There has been no research on dating the origin of G as a distinct dialect, but clearly it is one of the most recent ones, based on the defining features of Zuazo (1998: 217):

  1. Instability of the organic -a
  2. Root -e- in pres. of *edun ‘(to) have’
  3. Root -e- in present of izan ‘to be’;
  4. Change d > r [intervocalic];
  5. Change f > p;
  6. nor ‘who’/zein ‘which’ > zein ‘who, which’;
  7. Conjugated forms as nijoa ‘I’m going’ from joan ‘to go’;
  8. Interrogative particle al.

G shares with A (2), (3), (4), and (5), and (8) does not appear until 1785; (1) also appears to have spread in the 18th–19th centuries, the point of becoming a differentiating and marking characteristic with respect to the other Southern dialects. However, the innovations shared by G and A and with B are much older.

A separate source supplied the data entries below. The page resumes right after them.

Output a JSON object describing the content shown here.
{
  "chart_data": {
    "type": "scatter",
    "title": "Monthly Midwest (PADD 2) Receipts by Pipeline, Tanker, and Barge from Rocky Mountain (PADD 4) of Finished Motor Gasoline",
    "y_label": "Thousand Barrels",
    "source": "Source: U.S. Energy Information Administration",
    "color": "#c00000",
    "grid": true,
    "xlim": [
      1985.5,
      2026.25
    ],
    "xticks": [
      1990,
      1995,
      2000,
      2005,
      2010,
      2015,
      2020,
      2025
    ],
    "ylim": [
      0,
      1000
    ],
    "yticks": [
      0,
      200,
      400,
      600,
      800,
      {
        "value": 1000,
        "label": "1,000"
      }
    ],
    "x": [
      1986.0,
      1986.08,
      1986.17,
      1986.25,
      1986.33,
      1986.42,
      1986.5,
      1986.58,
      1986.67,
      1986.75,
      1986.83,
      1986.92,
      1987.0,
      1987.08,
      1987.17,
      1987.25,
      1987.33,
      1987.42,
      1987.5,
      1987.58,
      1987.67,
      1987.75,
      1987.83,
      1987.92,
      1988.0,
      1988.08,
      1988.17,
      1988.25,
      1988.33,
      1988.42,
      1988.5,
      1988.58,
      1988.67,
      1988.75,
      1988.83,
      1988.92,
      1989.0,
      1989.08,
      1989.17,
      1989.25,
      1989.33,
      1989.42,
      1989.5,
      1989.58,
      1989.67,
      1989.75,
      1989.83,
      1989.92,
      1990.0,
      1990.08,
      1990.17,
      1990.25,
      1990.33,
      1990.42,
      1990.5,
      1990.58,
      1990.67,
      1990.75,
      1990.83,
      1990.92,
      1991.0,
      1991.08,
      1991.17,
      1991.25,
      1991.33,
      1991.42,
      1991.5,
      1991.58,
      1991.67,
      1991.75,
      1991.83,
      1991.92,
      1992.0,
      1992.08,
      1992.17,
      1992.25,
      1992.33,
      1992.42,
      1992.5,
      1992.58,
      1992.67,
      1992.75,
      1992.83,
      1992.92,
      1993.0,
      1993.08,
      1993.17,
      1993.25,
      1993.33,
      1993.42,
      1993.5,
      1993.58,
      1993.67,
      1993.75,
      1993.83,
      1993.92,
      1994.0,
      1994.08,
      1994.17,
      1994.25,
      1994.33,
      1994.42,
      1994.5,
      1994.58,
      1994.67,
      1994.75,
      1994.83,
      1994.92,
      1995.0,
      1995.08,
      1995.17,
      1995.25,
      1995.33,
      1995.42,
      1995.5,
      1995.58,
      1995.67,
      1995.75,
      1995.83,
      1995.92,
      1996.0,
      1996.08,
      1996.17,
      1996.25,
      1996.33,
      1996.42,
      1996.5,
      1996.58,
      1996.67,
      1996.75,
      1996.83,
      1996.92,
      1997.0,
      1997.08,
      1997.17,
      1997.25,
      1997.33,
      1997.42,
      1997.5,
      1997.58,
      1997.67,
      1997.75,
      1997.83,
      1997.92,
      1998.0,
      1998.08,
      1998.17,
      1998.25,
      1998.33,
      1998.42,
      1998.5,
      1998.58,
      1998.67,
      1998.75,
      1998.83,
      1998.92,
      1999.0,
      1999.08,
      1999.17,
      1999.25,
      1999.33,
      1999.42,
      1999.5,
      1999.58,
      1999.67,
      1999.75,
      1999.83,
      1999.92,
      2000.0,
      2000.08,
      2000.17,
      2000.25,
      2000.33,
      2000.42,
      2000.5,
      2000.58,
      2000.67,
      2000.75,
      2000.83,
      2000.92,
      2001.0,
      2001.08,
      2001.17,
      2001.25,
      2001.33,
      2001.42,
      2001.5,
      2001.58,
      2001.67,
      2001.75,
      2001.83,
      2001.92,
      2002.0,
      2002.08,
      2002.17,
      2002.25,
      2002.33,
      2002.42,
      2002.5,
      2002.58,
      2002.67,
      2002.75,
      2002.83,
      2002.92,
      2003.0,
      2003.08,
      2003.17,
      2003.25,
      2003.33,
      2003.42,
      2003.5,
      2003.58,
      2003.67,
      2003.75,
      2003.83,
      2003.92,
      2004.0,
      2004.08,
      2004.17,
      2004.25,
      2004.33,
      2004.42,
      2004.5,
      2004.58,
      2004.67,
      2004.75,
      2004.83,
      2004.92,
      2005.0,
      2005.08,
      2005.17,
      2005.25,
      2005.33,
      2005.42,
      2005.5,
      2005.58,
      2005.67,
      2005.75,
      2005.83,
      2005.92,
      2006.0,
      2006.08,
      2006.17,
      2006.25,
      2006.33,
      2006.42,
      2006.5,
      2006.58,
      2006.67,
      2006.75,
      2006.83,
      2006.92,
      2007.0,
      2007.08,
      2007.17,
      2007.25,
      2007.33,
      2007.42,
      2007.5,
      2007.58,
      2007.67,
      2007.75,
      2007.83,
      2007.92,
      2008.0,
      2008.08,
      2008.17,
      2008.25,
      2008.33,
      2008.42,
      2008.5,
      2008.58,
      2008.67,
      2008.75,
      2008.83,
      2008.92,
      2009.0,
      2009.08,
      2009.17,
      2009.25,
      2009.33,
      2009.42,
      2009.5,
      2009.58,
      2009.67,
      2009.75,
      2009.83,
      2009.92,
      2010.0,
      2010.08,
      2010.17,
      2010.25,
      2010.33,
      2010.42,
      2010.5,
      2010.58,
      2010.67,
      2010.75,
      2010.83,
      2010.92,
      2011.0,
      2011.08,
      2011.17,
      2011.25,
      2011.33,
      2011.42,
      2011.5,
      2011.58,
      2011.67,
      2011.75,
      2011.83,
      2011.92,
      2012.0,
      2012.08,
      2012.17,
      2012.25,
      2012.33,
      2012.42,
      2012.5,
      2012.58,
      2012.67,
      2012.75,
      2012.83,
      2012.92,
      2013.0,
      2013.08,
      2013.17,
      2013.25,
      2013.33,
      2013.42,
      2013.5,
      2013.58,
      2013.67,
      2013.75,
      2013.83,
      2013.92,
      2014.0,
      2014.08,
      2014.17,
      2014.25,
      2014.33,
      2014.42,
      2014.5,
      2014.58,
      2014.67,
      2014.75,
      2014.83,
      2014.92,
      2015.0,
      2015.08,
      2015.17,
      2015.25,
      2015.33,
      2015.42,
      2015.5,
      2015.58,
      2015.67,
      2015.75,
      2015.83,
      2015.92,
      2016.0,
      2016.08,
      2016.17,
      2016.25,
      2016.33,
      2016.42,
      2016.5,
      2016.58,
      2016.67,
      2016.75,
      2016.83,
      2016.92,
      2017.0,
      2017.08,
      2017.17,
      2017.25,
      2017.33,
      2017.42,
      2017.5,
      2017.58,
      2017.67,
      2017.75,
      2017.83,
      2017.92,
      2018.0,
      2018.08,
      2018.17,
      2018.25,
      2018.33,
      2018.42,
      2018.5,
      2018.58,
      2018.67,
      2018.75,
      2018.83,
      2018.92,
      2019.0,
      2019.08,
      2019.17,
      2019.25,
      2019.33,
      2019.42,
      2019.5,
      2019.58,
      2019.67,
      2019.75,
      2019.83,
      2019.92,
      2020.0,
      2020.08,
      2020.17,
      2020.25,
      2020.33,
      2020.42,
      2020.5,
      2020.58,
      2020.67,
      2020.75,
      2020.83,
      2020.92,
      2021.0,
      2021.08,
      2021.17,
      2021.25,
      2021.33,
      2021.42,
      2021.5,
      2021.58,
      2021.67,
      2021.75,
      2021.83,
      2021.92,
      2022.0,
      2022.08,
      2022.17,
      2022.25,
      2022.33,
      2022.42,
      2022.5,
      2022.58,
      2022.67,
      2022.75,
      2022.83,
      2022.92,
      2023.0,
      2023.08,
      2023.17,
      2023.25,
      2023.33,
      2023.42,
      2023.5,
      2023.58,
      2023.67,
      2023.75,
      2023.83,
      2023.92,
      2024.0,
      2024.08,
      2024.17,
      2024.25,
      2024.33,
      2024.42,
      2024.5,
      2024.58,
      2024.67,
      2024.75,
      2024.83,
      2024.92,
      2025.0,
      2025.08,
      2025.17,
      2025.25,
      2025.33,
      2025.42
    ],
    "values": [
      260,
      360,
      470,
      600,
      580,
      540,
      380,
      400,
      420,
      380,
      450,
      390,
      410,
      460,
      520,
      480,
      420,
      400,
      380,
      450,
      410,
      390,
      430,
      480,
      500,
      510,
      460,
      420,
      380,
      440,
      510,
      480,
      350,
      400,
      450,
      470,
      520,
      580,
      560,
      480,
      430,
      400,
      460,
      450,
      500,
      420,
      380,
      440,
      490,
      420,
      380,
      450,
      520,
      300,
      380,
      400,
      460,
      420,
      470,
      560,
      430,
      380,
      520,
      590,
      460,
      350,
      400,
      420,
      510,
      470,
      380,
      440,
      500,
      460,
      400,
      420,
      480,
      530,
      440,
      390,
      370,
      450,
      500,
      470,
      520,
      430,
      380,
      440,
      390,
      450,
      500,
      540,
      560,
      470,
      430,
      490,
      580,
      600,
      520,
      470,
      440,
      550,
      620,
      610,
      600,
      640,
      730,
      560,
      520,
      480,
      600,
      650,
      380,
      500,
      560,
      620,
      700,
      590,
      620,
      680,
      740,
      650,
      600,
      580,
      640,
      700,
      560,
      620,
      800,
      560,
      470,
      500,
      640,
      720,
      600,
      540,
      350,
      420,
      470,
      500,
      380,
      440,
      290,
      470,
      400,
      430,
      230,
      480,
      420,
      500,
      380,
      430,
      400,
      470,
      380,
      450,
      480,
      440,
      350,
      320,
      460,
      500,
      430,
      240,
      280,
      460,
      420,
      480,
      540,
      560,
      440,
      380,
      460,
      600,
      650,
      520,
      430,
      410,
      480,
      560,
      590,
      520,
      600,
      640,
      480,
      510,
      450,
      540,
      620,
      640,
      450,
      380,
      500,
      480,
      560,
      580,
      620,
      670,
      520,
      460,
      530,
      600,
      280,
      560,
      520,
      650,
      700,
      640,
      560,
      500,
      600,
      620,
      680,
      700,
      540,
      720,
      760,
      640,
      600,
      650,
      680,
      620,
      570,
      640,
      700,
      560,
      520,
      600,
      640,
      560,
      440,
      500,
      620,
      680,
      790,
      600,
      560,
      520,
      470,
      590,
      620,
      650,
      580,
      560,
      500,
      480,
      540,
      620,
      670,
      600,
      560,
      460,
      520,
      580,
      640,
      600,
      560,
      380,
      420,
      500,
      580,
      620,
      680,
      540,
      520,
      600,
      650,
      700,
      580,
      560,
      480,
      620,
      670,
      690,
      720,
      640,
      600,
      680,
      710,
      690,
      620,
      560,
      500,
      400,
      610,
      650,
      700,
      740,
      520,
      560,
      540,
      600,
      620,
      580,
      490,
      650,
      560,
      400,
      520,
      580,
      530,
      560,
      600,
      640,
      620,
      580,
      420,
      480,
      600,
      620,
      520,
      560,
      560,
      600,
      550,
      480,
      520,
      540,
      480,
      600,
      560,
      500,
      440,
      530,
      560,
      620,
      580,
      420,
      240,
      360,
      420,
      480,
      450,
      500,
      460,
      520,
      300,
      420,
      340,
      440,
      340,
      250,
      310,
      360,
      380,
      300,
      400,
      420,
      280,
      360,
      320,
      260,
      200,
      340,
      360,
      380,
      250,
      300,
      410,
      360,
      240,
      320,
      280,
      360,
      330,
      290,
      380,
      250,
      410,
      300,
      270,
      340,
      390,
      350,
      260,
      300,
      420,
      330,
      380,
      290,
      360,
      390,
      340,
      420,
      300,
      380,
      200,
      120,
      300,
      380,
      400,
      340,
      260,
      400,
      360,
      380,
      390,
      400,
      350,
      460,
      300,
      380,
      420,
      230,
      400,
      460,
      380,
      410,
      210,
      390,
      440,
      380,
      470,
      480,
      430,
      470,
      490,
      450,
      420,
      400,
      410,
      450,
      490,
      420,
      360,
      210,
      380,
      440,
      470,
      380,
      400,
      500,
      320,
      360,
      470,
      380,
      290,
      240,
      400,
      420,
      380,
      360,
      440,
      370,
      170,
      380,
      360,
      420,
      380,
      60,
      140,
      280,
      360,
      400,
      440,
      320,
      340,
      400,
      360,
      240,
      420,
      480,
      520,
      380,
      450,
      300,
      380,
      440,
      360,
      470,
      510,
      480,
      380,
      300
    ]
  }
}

The bipartite classifications of Bonaparte and Lacombe (synchronic) and Uhlenbeck (linked to supposed polygenesis) – both similar to our left tree – have little to do with the conduct of diachronic dialectology and linguistics; see Mitxelena (1964), Lakarra (1996 and 2014), among others.

Lately, Camino (2011, 2014, etc.) has also maintained that the first split involves eastern forms of speech and has offered some indications of proof in this regard.

This hypothetical model of fragmentation of OCB could be compatible with ongoing historical work (cf. Pozo 2016) that contends that, in the 5th century, an important political entity emerged between Pamplona and the Pyrenees, directly related to the later Kingdom of Pamplona.

Although for reasons of space I have only referred tangentially here to the philological part, the importance of its development for advances in B diachrony is essential. Besides the monumental Mitxelena and Sarasola (1987–2005) and Lakarra, Manterola and Segurola (2017), see among others Mitxelena (1958), Gorrochategui (1984), Lakarra (1997a), Mounole and Lakarra (2017), Ulibarri (2013), and Urgell (2013).